Ironically, one of my sons graduated from college this weekend, and it is a very different world  almost 50 years later.  Happily, ther way the movie told it's story has a timeless quality, as does its soundtrack.

I saw this movie when I was in college, and while the movie was over a decade old at that point, I was not yet old enough to really appreciate the depth of Anne Bancroft's Mrs. Robinson narcissistic malevolence. Holy buckets.  The woman was just an awful person and the fact that her daughter Elaine came out as a caring person is miraculous.

Simon and Garfunkel masked her evil character underneath a pop tune that masked a multitude of evils (most likely used in an ironic manner by the director).  The song is interwoven throughout the movie--Ben (Dustin Hoffman) hums it, the music plays on his car radio as Mrs. Robinson is getting into his car to tell him she is about to ruin his love life, and at carious other moments throughout the movie.  The song does not connect with the character's personality, but more often with her actual presence.
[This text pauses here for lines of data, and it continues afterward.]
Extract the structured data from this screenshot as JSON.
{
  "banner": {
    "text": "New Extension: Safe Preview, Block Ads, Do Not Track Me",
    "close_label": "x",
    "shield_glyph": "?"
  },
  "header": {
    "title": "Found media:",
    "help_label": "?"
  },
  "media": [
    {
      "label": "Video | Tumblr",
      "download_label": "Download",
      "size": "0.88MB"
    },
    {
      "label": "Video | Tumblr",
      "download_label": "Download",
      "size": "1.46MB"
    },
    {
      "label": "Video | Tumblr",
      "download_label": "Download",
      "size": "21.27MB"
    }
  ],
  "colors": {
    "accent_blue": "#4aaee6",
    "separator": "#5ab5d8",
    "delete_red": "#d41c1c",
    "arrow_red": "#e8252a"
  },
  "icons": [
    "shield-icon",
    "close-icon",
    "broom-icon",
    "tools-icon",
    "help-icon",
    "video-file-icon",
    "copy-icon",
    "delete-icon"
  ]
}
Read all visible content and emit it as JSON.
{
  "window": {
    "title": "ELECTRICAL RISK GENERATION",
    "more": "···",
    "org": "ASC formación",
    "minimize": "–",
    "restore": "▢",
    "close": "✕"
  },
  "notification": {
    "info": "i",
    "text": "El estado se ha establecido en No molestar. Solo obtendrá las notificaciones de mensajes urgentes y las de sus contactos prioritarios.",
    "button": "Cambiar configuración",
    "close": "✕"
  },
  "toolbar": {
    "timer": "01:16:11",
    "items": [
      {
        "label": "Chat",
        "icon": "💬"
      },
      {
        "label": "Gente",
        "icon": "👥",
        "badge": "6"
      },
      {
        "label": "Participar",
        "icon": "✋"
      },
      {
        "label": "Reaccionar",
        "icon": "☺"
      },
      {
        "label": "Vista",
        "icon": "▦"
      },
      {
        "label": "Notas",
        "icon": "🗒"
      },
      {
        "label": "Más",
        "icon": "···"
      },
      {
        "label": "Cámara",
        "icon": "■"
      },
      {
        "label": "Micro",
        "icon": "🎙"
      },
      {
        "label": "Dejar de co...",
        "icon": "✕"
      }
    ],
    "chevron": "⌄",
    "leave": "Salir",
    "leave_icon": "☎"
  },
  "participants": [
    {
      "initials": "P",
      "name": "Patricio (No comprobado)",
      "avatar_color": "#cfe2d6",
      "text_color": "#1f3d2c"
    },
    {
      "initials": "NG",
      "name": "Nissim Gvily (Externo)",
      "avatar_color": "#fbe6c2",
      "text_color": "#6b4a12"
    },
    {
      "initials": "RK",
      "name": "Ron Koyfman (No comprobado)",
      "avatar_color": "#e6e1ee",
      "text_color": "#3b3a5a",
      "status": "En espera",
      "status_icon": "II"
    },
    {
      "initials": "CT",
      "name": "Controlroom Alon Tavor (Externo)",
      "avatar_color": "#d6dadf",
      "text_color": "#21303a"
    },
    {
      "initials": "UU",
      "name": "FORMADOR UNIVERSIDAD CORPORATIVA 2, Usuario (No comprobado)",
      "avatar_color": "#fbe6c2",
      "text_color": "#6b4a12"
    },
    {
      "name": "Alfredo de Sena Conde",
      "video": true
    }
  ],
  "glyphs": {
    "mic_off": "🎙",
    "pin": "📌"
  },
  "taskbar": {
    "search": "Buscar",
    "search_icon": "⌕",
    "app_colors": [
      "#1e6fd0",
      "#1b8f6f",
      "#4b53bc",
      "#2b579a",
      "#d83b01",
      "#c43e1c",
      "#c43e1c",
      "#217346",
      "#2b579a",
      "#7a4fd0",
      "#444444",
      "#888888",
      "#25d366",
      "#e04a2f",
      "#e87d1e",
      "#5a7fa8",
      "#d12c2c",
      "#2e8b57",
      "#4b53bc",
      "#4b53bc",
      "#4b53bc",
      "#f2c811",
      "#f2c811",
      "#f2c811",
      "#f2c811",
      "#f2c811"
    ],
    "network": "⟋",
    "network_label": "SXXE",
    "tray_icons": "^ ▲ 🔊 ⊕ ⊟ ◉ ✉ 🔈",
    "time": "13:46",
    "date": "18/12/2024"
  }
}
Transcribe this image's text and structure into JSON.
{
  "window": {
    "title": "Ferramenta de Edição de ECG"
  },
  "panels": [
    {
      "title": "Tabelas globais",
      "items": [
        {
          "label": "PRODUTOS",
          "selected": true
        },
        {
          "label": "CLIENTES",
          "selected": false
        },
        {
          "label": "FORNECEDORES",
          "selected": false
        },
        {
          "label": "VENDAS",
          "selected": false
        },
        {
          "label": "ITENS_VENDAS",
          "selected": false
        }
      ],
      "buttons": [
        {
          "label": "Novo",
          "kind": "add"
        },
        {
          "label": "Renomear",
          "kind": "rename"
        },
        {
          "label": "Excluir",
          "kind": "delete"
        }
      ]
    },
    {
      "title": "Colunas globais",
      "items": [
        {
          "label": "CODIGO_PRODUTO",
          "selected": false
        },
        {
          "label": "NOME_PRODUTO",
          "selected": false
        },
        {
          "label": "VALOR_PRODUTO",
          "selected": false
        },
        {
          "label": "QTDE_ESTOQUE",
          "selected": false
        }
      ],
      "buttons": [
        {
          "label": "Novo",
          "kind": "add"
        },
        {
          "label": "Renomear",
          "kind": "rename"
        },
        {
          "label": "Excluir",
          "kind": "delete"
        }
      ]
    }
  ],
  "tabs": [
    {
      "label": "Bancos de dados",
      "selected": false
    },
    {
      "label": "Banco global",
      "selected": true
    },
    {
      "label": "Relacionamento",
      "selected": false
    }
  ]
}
In contrast, the songs that play when Ben is alone drive the narrative forward.  Ben is a quiet, confused recent college graduate who was a successful college student but is not sure what to do to be successful at life, and he cannot express his trepidation.  So while the song, "Sounds of Silence" are non-diegetic, meaning that they are not within the movie, the lyrics give the audience an idea of what Ben is thinking and feeling.  I did not realize this, but it was the first movie to use rock songs in a soundtrack that was not a musical--the concept of using already recorded rock songs to tell a story that was not being sung by the actor had not been done.  Dustin Hoffman was the perfect actor for this role--no one could imagine him bursting into song.  The Simon and Garfunkel songs used in the movie are mournful, and while they help to say words that Ben cannot, they are not songs that would fit nicely within a musical.  It is such a perfect use of music as narrative, and I wish I was intuitive enough to have seen it when I saw it the first time.